I have already mentioned a lot above, and here is another point. Like planning for functional requirements, performance optimization is also oriented at business. Therefore, during performance optimization, you should accommodate the target requirements and application scenarios in case that the optimization is not needed in the production environment. Moreover, you can actually customize some complex optimizations based on traffic characteristics, instead of making general optimizations.
You should not make premature optimization or over optimization. In general, performance optimization is not a free lunch. The more optimizations you do, the worse the maintainability.
What are the common methods for performance optimization? I have summarized eight methods here. The last one is an all-in-one method.
Simply put, you can omit some operations.
Simply put, you can perform some operations together with other people.
Mode: parallel processing in standalone (multithreaded) or multi-node (distributed) mode.
Advantage: Machine resources (multiple cores and clusters) are fully utilized.
Disadvantage: synchronization overhead, thread overhead, and data skew.
Simply put, you can ignore some operations without waiting.
Mode: message queue + task thread + notification mechanism.
Advantage: The throughput, component decoupling, and load shifting are improved.
Disadvantage: queuing delay (queue backlog).
Excessive backlog avoided: back-pressure (reactive thinking).
Simply put, you can combine some operations.
Mode: multiple single operations combined into a single batch operation.
Example: TCP Nagel algorithm and batch read/write API of a database.
Advantage: Inherent overheads of single operations are avoided, reducing the total overheads.
Disadvantage: waiting delay + aggregation delay.
You have to choose between time and space.
Exchange space for time: Avoids repeated computation, shortens the transmission distance, and reduces pressure through offloading.
Exchange time for space: This sometimes can make the system faster. For example, the data volume is reduced, and therefore the data transmission time is shortened.
(6) Data structure and algorithm optimization
Program = Data structure + Algorithm
Sharing economy & community supermarket
Pooling: Reduces resource creation and deletion overheads.
Localization: Avoids overheads resulting from contention for shared resources.
"Hold on. We can win," a game player.
How to maintain stability is a major issue that programmers think and discuss every day.
What kind of system is stable? Is a tool that has never failed while running locally stable? Taobao is maintained by thousands of personnel. However, users often fail to place orders in the Double 11 Shopping Festival. So, is it unstable?
Stability is a relative concept. As the business scale expands and the scenarios become more complex, the system is more likely to become unstable, and the resulting impact becomes more severe.
Different businesses provide different types of services. How can I measure the system stability with the same metrics? The standard practice is to define the service availability. Provided that the service is "available" to users, the system is currently stable; otherwise, it is unstable.
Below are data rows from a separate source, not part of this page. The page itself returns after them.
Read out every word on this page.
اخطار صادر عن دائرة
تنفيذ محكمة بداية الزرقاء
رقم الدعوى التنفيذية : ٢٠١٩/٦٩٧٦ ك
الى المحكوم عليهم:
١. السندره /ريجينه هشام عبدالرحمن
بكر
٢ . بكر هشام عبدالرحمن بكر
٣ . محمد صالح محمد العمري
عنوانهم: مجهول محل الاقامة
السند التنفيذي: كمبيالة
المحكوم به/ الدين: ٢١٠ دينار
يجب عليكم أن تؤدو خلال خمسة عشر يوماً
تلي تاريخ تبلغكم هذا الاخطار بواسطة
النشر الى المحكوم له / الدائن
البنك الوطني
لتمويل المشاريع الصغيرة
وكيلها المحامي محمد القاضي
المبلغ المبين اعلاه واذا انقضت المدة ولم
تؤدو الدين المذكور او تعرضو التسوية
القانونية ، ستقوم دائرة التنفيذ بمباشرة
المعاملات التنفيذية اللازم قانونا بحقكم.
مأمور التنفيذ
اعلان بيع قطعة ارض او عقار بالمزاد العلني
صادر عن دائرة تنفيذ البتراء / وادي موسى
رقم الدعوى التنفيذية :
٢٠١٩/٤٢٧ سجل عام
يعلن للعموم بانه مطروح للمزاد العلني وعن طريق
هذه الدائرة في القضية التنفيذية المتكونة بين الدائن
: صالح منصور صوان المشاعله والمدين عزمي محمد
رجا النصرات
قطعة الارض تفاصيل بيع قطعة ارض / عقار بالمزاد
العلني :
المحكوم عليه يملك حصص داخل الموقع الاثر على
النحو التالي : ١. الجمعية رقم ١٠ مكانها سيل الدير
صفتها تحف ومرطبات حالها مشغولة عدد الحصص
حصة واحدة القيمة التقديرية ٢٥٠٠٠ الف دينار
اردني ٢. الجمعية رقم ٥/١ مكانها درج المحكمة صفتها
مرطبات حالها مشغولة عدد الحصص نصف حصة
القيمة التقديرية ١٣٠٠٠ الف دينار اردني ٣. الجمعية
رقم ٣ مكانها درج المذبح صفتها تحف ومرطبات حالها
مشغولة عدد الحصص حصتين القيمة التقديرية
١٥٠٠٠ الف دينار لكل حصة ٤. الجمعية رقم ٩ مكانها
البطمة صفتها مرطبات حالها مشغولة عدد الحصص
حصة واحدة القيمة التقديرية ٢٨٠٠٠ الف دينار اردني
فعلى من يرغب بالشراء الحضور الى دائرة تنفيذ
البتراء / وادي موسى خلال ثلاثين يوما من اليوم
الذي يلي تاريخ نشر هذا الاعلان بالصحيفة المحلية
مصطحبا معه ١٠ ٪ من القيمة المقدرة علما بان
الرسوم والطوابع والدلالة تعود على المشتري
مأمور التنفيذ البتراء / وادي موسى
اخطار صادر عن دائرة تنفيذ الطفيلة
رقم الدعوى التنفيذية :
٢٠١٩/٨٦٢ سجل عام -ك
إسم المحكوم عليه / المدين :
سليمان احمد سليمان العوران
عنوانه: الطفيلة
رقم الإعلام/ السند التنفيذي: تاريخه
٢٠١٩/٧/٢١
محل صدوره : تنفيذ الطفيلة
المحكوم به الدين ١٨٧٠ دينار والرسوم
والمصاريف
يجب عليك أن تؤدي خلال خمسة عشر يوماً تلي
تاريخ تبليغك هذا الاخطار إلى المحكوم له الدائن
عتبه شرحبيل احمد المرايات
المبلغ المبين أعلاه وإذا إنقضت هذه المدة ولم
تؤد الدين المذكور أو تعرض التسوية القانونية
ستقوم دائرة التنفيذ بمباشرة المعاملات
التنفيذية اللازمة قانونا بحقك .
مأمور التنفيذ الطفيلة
In this way, after collecting and aggregating data, you can obtain the service availability ratio based on the service duration or number of service times, to monitor and quantify the stability of a system.
However, what can we use to define whether a service is currently available? This is related to specific businesses, but most businesses of the same type can be defined in a similar way. For example, if all API requests are responded to successfully and the total page loading time is less than 3s, a general website can be defined as available.
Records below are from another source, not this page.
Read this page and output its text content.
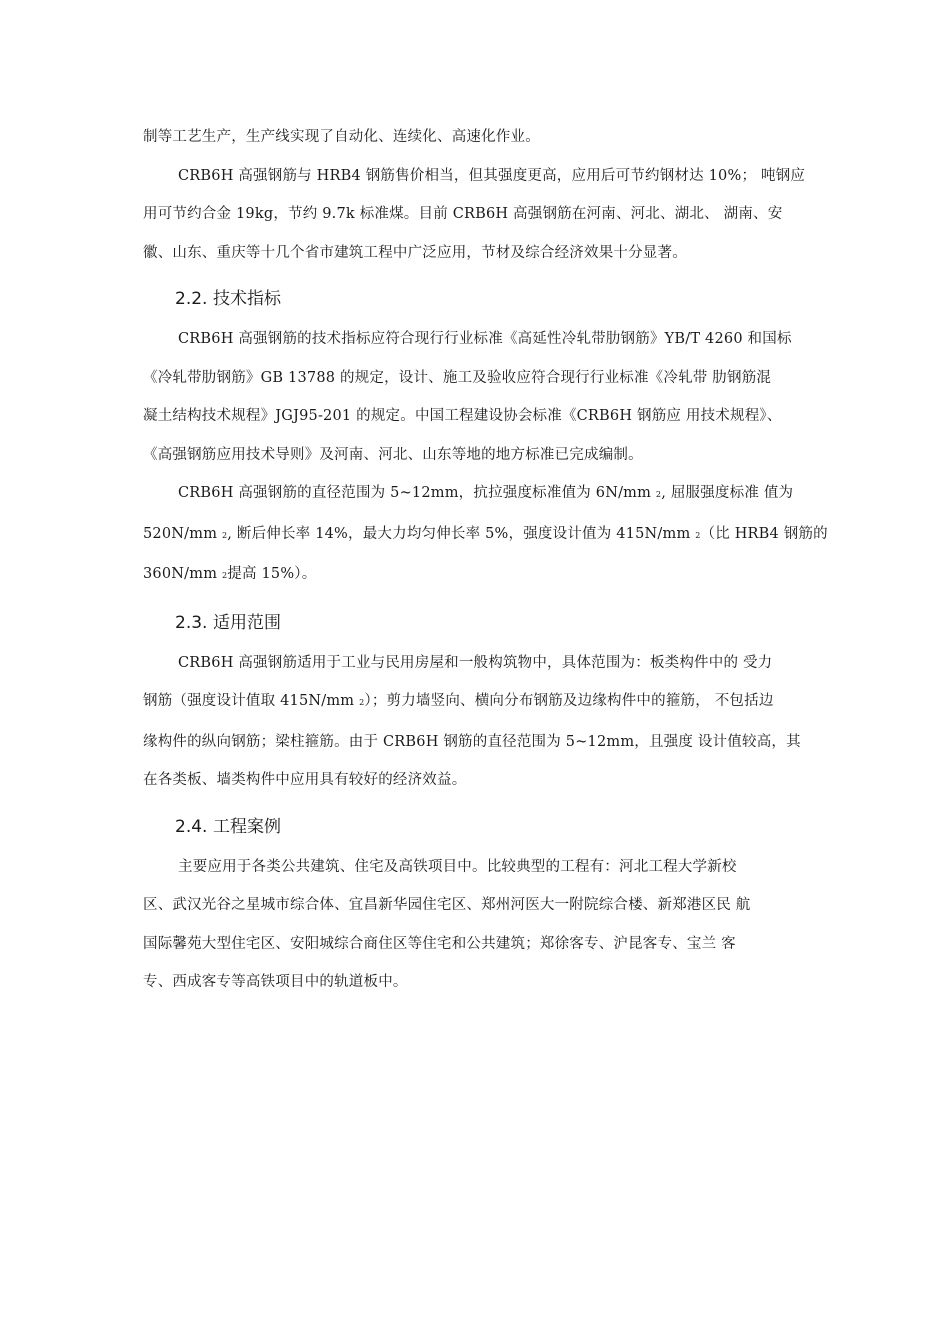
制等工艺生产，生产线实现了自动化、连续化、高速化作业。

CRB6H 高强钢筋与 HRB4 钢筋售价相当，但其强度更高，应用后可节约钢材达 10%； 吨钢应
用可节约合金 19kg，节约 9.7k 标准煤。目前 CRB6H 高强钢筋在河南、河北、湖北、 湖南、安
徽、山东、重庆等十几个省市建筑工程中广泛应用，节材及综合经济效果十分显著。

2.2. 技术指标

CRB6H 高强钢筋的技术指标应符合现行行业标准《高延性冷轧带肋钢筋》YB/T 4260 和国标
《冷轧带肋钢筋》GB 13788 的规定，设计、施工及验收应符合现行行业标准《冷轧带 肋钢筋混
凝土结构技术规程》JGJ95-201 的规定。中国工程建设协会标准《CRB6H 钢筋应 用技术规程》、
《高强钢筋应用技术导则》及河南、河北、山东等地的地方标准已完成编制。

CRB6H 高强钢筋的直径范围为 5~12mm，抗拉强度标准值为 6N/mm 2, 屈服强度标准 值为
520N/mm 2, 断后伸长率 14%，最大力均匀伸长率 5%，强度设计值为 415N/mm 2（比 HRB4 钢筋的
360N/mm 2提高 15%）。

2.3. 适用范围

CRB6H 高强钢筋适用于工业与民用房屋和一般构筑物中，具体范围为：板类构件中的 受力
钢筋（强度设计值取 415N/mm 2）；剪力墙竖向、横向分布钢筋及边缘构件中的箍筋， 不包括边
缘构件的纵向钢筋；梁柱箍筋。由于 CRB6H 钢筋的直径范围为 5~12mm，且强度 设计值较高，其
在各类板、墙类构件中应用具有较好的经济效益。

2.4. 工程案例

主要应用于各类公共建筑、住宅及高铁项目中。比较典型的工程有：河北工程大学新校
区、武汉光谷之星城市综合体、宜昌新华园住宅区、郑州河医大一附院综合楼、新郑港区民 航
国际馨苑大型住宅区、安阳城综合商住区等住宅和公共建筑；郑徐客专、沪昆客专、宝兰 客
专、西成客专等高铁项目中的轨道板中。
For cloud products provided by Alibaba Cloud, service availability must be especially valued and continuously improved. Many users on Alibaba Cloud use multiple cloud products at the same time, and an availability issue of any product will be directly perceived and magnified by users. Therefore, the underlying infrastructure has higher availability requirements. For more information about availability metrics and concepts such as the service level indicator (SLI), service level objective (SLO), and service level agreement (SLA), see the Cloud Intelligence SLA.
After defining the availability metrics, how can we accurately measure the availability of a system? In general, there are two ways.
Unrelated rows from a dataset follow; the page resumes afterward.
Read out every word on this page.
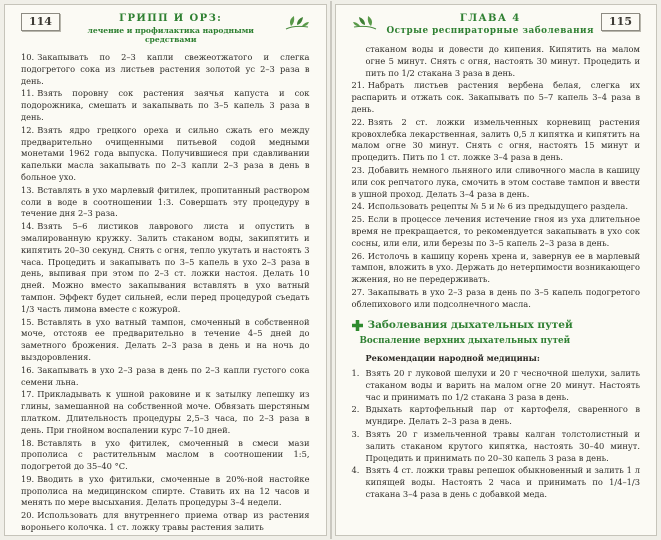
114	ГРИПП И ОРЗ:
лечение и профилактика народными средствами

10. Закапывать по 2–3 капли свежеотжатого и слегка подогретого сока из листьев растения золотой ус 2–3 раза в день.

11. Взять поровну сок растения заячья капуста и сок подорожника, смешать и закапывать по 3–5 капель 3 раза в день.

12. Взять ядро грецкого ореха и сильно сжать его между предварительно очищенными питьевой содой медными монетами 1962 года выпуска. Получившиеся при сдавливании капельки масла закапывать по 2–3 капли 2–3 раза в день в больное ухо.

13. Вставлять в ухо марлевый фитилек, пропитанный раствором соли в воде в соотношении 1:3. Совершать эту процедуру в течение дня 2–3 раза.

14. Взять 5–6 листиков лаврового листа и опустить в эмалированную кружку. Залить стаканом воды, закипятить и кипятить 20–30 секунд. Снять с огня, тепло укутать и настоять 3 часа. Процедить и закапывать по 3–5 капель в ухо 2–3 раза в день, выпивая при этом по 2–3 ст. ложки настоя. Делать 10 дней. Можно вместо закапывания вставлять в ухо ватный тампон. Эффект будет сильней, если перед процедурой съедать 1/3 часть лимона вместе с кожурой.

15. Вставлять в ухо ватный тампон, смоченный в собственной моче, отстояв ее предварительно в течение 4–5 дней до заметного брожения. Делать 2–3 раза в день и на ночь до выздоровления.

16. Закапывать в ухо 2–3 раза в день по 2–3 капли густого сока семени льна.

17. Прикладывать к ушной раковине и к затылку лепешку из глины, замешанной на собственной моче. Обвязать шерстяным платком. Длительность процедуры 2,5–3 часа, по 2–3 раза в день. При гнойном воспалении курс 7–10 дней.

18. Вставлять в ухо фитилек, смоченный в смеси мази прополиса с растительным маслом в соотношении 1:5, подогретой до 35–40 °С.

19. Вводить в ухо фитильки, смоченные в 20%-ной настойке прополиса на медицинском спирте. Ставить их на 12 часов и менять по мере высыхания. Делать процедуры 3–4 недели.

20. Использовать для внутреннего приема отвар из растения вороньего колочка. 1 ст. ложку травы растения залить

ГЛАВА 4
Острые респираторные заболевания
115

стаканом воды и довести до кипения. Кипятить на малом огне 5 минут. Снять с огня, настоять 30 минут. Процедить и пить по 1/2 стакана 3 раза в день.

21. Набрать листьев растения вербена белая, слегка их распарить и отжать сок. Закапывать по 5–7 капель 3–4 раза в день.

22. Взять 2 ст. ложки измельченных корневищ растения кровохлебка лекарственная, залить 0,5 л кипятка и кипятить на малом огне 30 минут. Снять с огня, настоять 15 минут и процедить. Пить по 1 ст. ложке 3–4 раза в день.

23. Добавить немного льняного или сливочного масла в кашицу или сок репчатого лука, смочить в этом составе тампон и ввести в ушной проход. Делать 3–4 раза в день.

24. Использовать рецепты № 5 и № 6 из предыдущего раздела.

25. Если в процессе лечения истечение гноя из уха длительное время не прекращается, то рекомендуется закапывать в ухо сок сосны, или ели, или березы по 3–5 капель 2–3 раза в день.

26. Истолочь в кашицу корень хрена и, завернув ее в марлевый тампон, вложить в ухо. Держать до нетерпимости возникающего жжения, но не передерживать.

27. Закапывать в ухо 2–3 раза в день по 3–5 капель подогретого облепихового или подсолнечного масла.

Заболевания дыхательных путей
Воспаление верхних дыхательных путей
Рекомендации народной медицины:

1. Взять 20 г луковой шелухи и 20 г чесночной шелухи, залить стаканом воды и варить на малом огне 20 минут. Настоять час и принимать по 1/2 стакана 3 раза в день.

2. Вдыхать картофельный пар от картофеля, сваренного в мундире. Делать 2–3 раза в день.

3. Взять 20 г измельченной травы калган толстолистный и залить стаканом крутого кипятка, настоять 30–40 минут. Процедить и принимать по 20–30 капель 3 раза в день.

4. Взять 4 ст. ложки травы репешок обыкновенный и залить 1 л кипящей воды. Настоять 2 часа и принимать по 1/4–1/3 стакана 3–4 раза в день с добавкой меда.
Simulate users' calls on a client.
Analyze logs and data directly on a server.
You can use both methods in a system requiring high availability. We recommend that you choose a suitable method based on your business scenarios.
You should focus on the RT data distribution (for example, quantiles p50, p99, and p999) rather than the mean. In other words, you should care more about the feelings of 1% or 0.1% of your users.
You should not promise or attempt to optimize the availability to 100%. On the one hand, this is impossible because there are too many objective and uncontrollable factors. On the other hand, this is meaningless because customers can hardly discern the difference of 0.001% in availability.
What are the common methods for stability optimization? I have also summarized eight methods here.
It is like your parents telling you that it is time for you to settle down with someone.
What can I do to avoid single points of failure?
Redundancy deployment is not enough. A failover capability is also required.
Family planning, school adjustment, license plate number restriction, and scenic area restriction. Control is everywhere in our daily life.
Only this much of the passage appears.